Passados 40 anos, António Montez voltou ao Cartaxo para contactar com as suas raízes e reencontrar amigos de infância
O actor António Montez esteve no Centro Cultural do Cartaxo (CCC) no dia 26 de Setembro, a convite de José Raposo, que dinamizou no bar deste espaço cultural a primeira de muitas conversas com figuras conhecidas do grande público.
“José Raposo Convida” é a nova rubrica do CCC que, num ambiente informal e descontraído, pretende unir os cartaxeiros, e não só, em torno de recordações e de histórias relacionadas com o Cartaxo e com a vida dos protagonistas convidados.
José Raposo escolheu António Montez para encetar este programa de conversas, primeiro porque o actor é natural do Cartaxo, depois porque “estamos perante uma pessoa muito importante para mim e para o país. É um marco da cultura portuguesa, que passou por todos os géneros de representação e por quase todos os grupos de teatro do país”, frisou José Raposo.
Além do contacto com uma figura pública, este encontro foi essencialmente de reencontro. “Nasci no dia 25 de Maio de 1941 na curva da Rua Dr. Lopes Baptista. Vivi ali até aos 8 anos, depois fui para Lisboa”. Destes oito anos passados no Cartaxo, António Montez recorda-se das ruas, da escola, mas sobretudo das pessoas. Alguns dos seus amigos de infância foram ao CCC dar-lhe um abraço e completar histórias do passado do Cartaxo.
Há cerca de 40 anos que António Montez não vinha ao Cartaxo. A última vez que visitou a sua terra natal foi em 1969, como actor. Representou a peça “A Preguiça”, com Raul Solnado, no Cine-Teatro Ribatejo.

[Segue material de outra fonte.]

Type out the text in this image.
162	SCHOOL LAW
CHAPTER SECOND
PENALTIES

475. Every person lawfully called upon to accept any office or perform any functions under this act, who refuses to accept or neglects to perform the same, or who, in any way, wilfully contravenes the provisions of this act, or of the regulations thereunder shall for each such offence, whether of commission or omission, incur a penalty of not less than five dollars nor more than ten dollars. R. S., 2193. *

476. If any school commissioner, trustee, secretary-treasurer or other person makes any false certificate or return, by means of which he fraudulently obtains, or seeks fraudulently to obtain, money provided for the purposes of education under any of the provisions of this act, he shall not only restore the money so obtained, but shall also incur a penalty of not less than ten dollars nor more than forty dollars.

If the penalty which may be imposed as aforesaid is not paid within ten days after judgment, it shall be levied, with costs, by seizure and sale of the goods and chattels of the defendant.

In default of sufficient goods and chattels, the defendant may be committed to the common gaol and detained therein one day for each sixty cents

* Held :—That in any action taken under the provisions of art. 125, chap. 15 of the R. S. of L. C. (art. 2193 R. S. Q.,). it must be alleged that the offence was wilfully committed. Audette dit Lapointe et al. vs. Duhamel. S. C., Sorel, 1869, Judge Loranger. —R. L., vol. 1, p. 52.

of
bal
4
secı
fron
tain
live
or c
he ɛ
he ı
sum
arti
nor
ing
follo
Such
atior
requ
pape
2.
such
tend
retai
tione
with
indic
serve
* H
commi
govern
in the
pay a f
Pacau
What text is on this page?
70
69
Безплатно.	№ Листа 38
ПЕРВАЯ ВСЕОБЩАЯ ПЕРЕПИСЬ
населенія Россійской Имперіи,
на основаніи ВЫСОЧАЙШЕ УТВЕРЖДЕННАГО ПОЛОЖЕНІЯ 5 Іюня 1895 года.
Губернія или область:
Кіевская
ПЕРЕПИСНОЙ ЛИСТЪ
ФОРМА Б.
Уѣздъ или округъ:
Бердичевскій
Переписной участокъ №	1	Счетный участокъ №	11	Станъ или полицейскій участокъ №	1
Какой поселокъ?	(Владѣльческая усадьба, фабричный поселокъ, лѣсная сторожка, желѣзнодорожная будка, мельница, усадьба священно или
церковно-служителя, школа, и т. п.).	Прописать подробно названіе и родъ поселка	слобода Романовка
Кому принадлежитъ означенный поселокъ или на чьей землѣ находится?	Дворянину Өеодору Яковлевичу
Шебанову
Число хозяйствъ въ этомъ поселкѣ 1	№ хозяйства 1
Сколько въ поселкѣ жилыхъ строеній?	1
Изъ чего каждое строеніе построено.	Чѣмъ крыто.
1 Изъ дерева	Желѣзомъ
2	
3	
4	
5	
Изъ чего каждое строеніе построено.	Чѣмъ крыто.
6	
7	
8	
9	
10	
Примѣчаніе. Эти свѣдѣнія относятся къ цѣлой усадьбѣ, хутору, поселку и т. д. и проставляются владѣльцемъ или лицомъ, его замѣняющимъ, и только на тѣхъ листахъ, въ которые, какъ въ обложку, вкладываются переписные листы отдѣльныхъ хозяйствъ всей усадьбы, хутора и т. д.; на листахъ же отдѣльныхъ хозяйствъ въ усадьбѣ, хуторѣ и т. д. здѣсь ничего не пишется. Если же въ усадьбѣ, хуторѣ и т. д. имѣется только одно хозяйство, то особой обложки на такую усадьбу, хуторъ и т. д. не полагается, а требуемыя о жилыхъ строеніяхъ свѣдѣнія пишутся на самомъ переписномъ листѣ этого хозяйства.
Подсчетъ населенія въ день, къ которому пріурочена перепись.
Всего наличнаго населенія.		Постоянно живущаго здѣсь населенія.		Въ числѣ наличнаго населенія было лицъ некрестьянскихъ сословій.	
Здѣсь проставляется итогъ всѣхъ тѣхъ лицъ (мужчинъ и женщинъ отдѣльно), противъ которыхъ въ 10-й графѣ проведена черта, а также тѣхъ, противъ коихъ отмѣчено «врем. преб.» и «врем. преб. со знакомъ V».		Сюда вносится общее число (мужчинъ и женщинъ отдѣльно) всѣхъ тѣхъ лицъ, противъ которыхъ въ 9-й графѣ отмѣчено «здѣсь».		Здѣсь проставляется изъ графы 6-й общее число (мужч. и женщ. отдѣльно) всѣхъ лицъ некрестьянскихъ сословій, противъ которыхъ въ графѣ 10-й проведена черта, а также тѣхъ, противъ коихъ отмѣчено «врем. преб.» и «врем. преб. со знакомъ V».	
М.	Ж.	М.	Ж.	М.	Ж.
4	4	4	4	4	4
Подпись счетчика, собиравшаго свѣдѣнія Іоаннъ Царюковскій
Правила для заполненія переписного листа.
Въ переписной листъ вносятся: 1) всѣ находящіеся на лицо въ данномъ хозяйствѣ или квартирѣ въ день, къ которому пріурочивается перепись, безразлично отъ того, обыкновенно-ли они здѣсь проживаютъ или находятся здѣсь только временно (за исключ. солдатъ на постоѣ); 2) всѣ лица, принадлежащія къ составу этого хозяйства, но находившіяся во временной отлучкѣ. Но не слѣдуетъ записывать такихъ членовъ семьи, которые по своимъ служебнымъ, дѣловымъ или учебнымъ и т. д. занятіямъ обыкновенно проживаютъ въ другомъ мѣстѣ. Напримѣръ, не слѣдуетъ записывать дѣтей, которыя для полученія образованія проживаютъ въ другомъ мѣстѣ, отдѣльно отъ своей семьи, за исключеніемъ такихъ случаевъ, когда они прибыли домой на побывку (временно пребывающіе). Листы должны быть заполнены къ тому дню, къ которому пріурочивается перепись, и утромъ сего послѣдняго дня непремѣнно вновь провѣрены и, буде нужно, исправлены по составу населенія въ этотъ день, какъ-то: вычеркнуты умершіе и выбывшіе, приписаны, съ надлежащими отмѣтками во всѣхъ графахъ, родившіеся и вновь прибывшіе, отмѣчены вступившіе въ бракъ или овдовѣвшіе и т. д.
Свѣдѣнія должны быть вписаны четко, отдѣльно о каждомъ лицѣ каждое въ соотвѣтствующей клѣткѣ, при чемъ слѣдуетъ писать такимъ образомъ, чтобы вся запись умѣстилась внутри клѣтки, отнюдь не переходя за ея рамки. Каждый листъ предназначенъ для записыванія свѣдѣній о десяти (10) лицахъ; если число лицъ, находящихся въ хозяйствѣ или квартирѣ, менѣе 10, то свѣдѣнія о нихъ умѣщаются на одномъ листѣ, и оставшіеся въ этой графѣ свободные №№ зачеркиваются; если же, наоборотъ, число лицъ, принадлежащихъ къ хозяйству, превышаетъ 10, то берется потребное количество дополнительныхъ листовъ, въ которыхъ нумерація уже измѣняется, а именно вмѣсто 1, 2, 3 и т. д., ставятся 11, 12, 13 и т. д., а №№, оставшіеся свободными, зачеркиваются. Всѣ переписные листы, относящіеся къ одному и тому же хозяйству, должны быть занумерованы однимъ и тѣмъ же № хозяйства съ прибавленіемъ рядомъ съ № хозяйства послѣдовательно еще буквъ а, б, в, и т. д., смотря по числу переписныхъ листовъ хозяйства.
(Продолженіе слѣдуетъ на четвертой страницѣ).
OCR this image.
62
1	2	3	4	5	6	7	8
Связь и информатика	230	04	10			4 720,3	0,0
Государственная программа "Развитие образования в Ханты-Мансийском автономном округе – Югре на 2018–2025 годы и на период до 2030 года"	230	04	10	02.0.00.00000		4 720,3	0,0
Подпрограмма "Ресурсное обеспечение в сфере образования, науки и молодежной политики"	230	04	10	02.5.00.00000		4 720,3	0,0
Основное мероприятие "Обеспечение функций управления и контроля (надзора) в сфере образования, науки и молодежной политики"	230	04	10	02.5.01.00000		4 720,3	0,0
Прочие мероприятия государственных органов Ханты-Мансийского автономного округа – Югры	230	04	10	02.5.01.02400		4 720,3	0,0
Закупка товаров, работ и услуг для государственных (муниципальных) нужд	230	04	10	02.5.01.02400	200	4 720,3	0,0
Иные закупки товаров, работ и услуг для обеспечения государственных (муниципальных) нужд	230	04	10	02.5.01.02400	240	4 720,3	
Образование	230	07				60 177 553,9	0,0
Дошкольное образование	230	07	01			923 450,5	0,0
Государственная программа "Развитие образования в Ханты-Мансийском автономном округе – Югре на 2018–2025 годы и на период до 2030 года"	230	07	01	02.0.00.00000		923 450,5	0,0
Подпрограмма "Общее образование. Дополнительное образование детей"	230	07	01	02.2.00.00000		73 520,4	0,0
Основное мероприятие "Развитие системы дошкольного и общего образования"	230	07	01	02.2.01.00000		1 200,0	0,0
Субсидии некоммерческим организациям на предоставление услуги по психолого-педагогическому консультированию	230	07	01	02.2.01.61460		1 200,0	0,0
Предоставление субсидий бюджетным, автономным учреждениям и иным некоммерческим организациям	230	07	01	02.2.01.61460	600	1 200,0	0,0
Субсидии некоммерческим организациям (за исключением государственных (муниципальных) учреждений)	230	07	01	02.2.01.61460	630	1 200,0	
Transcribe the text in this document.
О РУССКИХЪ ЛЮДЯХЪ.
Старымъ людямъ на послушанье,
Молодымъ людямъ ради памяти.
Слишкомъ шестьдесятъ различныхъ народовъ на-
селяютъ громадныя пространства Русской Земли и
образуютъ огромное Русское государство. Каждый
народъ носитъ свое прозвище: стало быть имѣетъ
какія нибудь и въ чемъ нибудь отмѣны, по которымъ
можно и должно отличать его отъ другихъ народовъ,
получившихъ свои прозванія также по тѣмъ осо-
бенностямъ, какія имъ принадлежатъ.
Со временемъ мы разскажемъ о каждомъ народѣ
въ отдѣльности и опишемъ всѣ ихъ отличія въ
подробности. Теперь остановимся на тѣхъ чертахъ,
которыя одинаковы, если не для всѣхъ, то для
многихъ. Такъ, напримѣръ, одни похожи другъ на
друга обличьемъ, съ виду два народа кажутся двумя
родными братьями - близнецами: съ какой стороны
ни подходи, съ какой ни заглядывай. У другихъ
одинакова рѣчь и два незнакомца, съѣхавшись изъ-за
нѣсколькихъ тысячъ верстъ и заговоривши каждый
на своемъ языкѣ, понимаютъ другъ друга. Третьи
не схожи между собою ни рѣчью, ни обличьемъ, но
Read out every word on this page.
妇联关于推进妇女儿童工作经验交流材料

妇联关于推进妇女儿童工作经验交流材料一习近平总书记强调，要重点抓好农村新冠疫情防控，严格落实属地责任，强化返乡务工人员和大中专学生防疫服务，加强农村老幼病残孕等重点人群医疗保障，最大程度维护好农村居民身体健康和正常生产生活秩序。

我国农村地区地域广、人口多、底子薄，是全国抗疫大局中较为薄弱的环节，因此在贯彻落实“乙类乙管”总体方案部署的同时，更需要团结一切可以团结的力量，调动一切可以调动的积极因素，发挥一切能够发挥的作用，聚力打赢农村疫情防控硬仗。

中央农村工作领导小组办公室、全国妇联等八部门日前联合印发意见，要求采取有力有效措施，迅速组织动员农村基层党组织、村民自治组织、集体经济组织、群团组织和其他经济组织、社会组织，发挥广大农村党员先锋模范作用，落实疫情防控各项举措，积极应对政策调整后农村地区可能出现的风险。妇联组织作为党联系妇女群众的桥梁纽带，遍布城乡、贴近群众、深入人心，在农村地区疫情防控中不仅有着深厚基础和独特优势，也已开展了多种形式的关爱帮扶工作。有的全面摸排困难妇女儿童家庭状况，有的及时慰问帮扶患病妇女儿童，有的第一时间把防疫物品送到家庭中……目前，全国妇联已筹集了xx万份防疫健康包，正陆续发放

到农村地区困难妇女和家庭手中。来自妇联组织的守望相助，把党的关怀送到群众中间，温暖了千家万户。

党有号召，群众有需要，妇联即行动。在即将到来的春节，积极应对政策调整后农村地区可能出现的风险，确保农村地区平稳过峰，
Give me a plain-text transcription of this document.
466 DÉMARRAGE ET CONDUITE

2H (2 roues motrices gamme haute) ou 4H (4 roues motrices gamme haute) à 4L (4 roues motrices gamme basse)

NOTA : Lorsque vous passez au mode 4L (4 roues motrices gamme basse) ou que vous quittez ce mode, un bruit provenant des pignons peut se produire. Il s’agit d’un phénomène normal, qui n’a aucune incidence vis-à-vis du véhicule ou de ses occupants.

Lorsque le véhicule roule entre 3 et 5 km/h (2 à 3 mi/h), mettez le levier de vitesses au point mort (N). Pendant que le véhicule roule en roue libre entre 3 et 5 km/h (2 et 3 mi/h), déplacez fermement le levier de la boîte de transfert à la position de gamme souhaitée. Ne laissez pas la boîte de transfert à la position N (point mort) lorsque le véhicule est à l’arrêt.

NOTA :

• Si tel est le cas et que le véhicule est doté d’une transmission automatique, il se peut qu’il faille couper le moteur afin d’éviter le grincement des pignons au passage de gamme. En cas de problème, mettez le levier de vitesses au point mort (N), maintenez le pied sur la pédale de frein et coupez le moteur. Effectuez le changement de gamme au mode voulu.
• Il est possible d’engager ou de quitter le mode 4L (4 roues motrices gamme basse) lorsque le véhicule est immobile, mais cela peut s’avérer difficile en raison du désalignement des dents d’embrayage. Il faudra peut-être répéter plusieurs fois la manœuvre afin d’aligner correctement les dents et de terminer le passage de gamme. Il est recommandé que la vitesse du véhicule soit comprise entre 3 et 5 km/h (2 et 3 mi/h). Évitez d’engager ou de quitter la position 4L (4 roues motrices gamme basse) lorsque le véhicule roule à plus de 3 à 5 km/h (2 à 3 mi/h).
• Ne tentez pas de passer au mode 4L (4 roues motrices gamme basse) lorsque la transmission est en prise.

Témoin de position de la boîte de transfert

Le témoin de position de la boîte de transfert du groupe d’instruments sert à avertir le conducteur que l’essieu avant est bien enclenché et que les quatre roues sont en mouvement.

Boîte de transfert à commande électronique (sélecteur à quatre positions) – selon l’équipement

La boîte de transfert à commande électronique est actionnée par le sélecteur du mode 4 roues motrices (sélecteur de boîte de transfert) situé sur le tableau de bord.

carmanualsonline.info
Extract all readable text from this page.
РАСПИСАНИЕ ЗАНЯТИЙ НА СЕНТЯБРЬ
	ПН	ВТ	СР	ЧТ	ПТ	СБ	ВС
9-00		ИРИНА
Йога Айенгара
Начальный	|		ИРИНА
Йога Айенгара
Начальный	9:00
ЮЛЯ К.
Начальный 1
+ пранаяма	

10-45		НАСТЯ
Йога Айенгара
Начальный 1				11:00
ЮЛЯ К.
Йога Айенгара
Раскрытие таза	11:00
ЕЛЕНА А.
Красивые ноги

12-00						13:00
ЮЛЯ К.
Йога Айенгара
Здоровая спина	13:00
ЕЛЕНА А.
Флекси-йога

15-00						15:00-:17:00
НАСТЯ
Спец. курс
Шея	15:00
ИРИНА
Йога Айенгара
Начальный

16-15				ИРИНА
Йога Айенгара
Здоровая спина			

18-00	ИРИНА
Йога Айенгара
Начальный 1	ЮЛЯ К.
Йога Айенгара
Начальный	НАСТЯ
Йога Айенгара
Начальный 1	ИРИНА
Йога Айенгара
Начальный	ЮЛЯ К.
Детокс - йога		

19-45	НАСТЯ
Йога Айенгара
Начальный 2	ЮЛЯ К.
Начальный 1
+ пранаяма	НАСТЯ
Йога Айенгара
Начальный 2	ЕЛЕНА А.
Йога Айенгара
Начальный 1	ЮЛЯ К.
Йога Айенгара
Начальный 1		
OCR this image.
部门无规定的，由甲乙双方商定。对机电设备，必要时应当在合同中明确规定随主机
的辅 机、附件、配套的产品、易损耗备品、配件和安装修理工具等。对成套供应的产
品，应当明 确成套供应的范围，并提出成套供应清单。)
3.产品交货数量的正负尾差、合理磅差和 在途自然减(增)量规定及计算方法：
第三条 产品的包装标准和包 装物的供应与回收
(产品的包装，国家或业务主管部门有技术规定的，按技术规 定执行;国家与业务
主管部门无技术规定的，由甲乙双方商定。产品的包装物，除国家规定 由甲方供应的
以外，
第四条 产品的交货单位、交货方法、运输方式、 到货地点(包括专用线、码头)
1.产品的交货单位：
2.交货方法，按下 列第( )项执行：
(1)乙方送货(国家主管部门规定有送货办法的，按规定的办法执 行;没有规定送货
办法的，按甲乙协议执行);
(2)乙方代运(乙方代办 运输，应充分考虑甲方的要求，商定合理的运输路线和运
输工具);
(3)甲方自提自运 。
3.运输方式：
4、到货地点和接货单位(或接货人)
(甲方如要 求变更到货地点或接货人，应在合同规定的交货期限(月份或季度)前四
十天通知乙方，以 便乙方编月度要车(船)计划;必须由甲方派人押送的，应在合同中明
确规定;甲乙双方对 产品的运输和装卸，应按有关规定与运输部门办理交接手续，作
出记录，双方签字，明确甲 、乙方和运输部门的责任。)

As afinidades com o Cartaxo “foram-se desvanecendo” à medida que os anos passavam. “Mas digo em toda a parte que sou do Cartaxo”, assentou António Montez. Uma das pessoas que mais o influenciou na vida foi o seu professor da escola primária. “José António Poeira foi o melhor professor que tive. Era uma pessoa extraordinária, de quem fiquei amigo ao longo da vida. Sempre que passava perto do Cartaxo vinha visitá-lo”.
E entre as pessoas de quem guarda mais e melhores recordações está o seu avô, Dr. Júlio Montez, conhecido no Cartaxo como “o pai dos pobres”. “O meu avô foi o único médico do concelho que morreu teso. A minha avó fez também um grande trabalho junto dos mais necessitados, sobretudo na cantina escolar”, recorda o actor, acrescentando que foi também influenciado pelo avô que decidiu entrar para Medicina. Contudo, “entre dois amores tive de escolher um. Escolhi o teatro e até hoje ainda não me arrependi”, referiu.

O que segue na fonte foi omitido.